Todo iba de maravilla, realmente me sentia feliz con la vida que teniamos, no eramos una familia rica pero podria decir que almenos teniamos lo suficiente ya que mi flamante esposo trabajaba arduamente para eso, cabe mencionar que despues de tener a mi hijo, él jamás quiso que volviera a trabajar pues deseaba que le diera la mejor atención a mi hijo, a él y a nuestro hogar. Así fue por poco mas de 3 años hasta que un día comence a recibir mensajes de texto y llamadas donde me decían que él me era infiel. Yo jamas fui desconfiada o celosa así que no le daba importacia y yo misma me decia es obvio que es mentira, pues él trabajaba un poco mas de sus horas laborales regulares y esto siempre se vio reflejado en su pago, aparte que habia muy pocas mujeres laborando con él. Yo no me lo callé, lo deje pasar las 2 primeras veces y después se lo dije directamente.
-Oye necesito decirte algo-le dije en tono serio
-¿Que pasó amor?-me contesta abrazandome y dandome un beso en la mejilla
-Han estado pasando cosas que deje pasar pero francamente no puedo seguir así, entonces necesito saber si... ¿estas con alguien más?-le dije sin quitarle la vista de encima, quería ver si su expresión cambiaba o algun indicio de que me mentia u ocultaba olgo.
-No amor, te puedo asegurar que solo estoy contigo, pero me gustaria saber porque tu pregunta-me contesto sin que se le moviera ni una sola pestaña, nada dejaba ver un poco de nerviosismo.

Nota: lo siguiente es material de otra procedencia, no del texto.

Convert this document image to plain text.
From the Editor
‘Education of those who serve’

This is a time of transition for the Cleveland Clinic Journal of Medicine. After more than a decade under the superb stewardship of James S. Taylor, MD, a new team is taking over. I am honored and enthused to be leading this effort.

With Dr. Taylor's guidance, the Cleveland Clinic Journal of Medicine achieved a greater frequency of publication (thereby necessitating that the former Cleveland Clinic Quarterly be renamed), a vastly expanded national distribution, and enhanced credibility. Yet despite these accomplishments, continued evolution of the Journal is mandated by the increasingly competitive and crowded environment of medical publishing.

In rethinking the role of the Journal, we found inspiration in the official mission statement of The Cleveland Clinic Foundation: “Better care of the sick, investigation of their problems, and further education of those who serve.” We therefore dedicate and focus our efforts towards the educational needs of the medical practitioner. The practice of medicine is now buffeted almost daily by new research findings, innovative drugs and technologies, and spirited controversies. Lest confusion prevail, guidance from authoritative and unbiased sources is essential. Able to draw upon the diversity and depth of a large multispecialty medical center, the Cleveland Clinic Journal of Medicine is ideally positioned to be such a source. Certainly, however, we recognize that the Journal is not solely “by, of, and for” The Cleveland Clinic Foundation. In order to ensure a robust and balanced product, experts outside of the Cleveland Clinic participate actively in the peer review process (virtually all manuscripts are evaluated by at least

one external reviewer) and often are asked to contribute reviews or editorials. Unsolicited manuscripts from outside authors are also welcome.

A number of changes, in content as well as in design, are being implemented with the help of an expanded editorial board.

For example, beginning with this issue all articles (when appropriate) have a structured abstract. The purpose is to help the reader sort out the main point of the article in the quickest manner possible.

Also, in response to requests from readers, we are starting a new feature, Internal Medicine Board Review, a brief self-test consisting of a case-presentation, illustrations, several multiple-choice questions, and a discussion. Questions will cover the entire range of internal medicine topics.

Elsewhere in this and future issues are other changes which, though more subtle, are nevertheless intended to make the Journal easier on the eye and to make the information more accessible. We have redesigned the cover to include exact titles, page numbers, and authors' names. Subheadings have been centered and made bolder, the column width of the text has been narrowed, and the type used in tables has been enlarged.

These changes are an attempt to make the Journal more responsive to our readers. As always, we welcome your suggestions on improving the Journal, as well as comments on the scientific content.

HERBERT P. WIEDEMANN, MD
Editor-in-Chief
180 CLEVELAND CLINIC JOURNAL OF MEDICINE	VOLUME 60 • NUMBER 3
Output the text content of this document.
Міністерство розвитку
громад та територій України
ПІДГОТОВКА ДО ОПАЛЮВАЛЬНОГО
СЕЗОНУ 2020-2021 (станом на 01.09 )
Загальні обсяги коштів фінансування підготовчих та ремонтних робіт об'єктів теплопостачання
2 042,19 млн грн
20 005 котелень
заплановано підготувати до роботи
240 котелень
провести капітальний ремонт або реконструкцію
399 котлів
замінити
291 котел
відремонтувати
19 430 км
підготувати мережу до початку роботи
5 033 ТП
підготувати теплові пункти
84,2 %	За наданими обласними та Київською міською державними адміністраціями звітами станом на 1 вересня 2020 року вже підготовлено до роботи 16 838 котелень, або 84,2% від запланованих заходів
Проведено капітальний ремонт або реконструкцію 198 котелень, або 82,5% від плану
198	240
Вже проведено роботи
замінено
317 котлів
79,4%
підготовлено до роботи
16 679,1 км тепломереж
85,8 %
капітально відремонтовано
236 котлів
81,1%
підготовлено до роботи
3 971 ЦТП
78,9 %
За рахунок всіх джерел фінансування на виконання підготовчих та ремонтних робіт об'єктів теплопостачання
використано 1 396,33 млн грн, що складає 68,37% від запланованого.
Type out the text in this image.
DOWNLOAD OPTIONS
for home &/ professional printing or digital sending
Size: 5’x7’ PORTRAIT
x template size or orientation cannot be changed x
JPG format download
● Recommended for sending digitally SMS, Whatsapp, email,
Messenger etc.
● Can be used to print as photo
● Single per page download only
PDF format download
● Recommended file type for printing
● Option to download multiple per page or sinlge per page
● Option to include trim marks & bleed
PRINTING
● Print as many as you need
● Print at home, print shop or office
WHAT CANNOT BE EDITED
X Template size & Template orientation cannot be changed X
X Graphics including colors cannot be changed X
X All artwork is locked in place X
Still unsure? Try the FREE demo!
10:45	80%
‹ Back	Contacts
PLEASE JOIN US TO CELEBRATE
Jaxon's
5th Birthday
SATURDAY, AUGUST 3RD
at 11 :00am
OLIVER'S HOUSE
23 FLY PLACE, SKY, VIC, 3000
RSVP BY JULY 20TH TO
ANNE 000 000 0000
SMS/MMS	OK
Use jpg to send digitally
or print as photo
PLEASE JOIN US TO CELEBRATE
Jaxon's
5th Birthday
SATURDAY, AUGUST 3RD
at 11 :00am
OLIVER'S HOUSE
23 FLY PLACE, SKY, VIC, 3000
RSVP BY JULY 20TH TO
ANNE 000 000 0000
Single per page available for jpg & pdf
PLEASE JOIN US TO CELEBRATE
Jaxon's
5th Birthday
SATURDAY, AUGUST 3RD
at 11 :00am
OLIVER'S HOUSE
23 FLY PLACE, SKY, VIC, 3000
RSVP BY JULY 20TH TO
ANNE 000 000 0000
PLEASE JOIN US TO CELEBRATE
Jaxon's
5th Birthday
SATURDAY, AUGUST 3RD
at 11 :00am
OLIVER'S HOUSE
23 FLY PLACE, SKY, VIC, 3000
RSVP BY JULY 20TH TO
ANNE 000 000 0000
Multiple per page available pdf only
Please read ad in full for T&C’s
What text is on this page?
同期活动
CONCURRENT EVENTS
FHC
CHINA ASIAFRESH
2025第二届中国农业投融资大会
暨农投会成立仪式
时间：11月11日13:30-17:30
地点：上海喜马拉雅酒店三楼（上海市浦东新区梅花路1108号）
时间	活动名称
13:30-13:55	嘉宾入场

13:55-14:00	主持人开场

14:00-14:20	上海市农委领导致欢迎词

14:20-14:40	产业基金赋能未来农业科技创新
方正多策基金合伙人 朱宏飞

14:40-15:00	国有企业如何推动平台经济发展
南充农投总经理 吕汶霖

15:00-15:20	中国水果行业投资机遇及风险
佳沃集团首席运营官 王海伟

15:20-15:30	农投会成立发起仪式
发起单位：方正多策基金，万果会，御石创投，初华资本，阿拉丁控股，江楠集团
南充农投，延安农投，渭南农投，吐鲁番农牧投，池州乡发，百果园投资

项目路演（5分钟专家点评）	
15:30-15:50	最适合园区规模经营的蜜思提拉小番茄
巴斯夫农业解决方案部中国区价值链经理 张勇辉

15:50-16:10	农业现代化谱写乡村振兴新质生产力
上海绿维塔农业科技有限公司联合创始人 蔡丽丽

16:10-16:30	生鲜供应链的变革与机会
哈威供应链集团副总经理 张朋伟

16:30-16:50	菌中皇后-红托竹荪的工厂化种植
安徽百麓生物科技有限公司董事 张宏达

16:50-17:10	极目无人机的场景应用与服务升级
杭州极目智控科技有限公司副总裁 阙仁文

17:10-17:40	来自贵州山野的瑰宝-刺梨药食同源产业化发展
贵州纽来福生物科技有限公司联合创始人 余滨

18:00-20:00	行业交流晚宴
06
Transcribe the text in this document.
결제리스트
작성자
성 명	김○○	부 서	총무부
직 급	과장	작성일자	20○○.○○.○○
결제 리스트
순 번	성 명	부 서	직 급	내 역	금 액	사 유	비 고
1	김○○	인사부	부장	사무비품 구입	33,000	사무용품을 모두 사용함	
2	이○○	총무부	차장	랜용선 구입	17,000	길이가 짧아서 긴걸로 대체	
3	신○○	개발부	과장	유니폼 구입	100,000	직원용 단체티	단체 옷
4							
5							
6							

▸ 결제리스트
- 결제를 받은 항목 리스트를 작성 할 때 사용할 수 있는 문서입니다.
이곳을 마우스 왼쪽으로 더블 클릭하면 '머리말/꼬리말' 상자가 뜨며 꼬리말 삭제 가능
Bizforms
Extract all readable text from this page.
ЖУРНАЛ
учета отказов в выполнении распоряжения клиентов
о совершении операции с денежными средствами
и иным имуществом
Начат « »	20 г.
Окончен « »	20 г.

Yo aun seria y espectante -Mira estos mensajes y estas llamadas y dime si conoces el número-le conteste mientras le extendia la mano con mi celular, él lo miro, leyo los mensajes e inmediatamente me contestó mientras me devolvia el telefono con una cara pensativa.
-No amor, no conozco esos numeros, pero podemos marcar y ver de quien es y ponerlos en su lugar, aparte cabe la posibilidad que sea una equivocación, pues aqui no dice ni tu nombre ni el mío-respondio muy serenamente.
Debo admitir que sus argumentos me tranquilizaron y pues en realidad si estaba bastante nerviosa, porque aunque lo creia incapaz yo misma pense que podria equivocarme. Seguimos hablando del tema y acodamos marcar y si no respondian cambiar el número y dar por olvidado el tema, llamamos y nadie respondió enviamos mesajes y jamás contestaron entonces dimos por terminado el asunto.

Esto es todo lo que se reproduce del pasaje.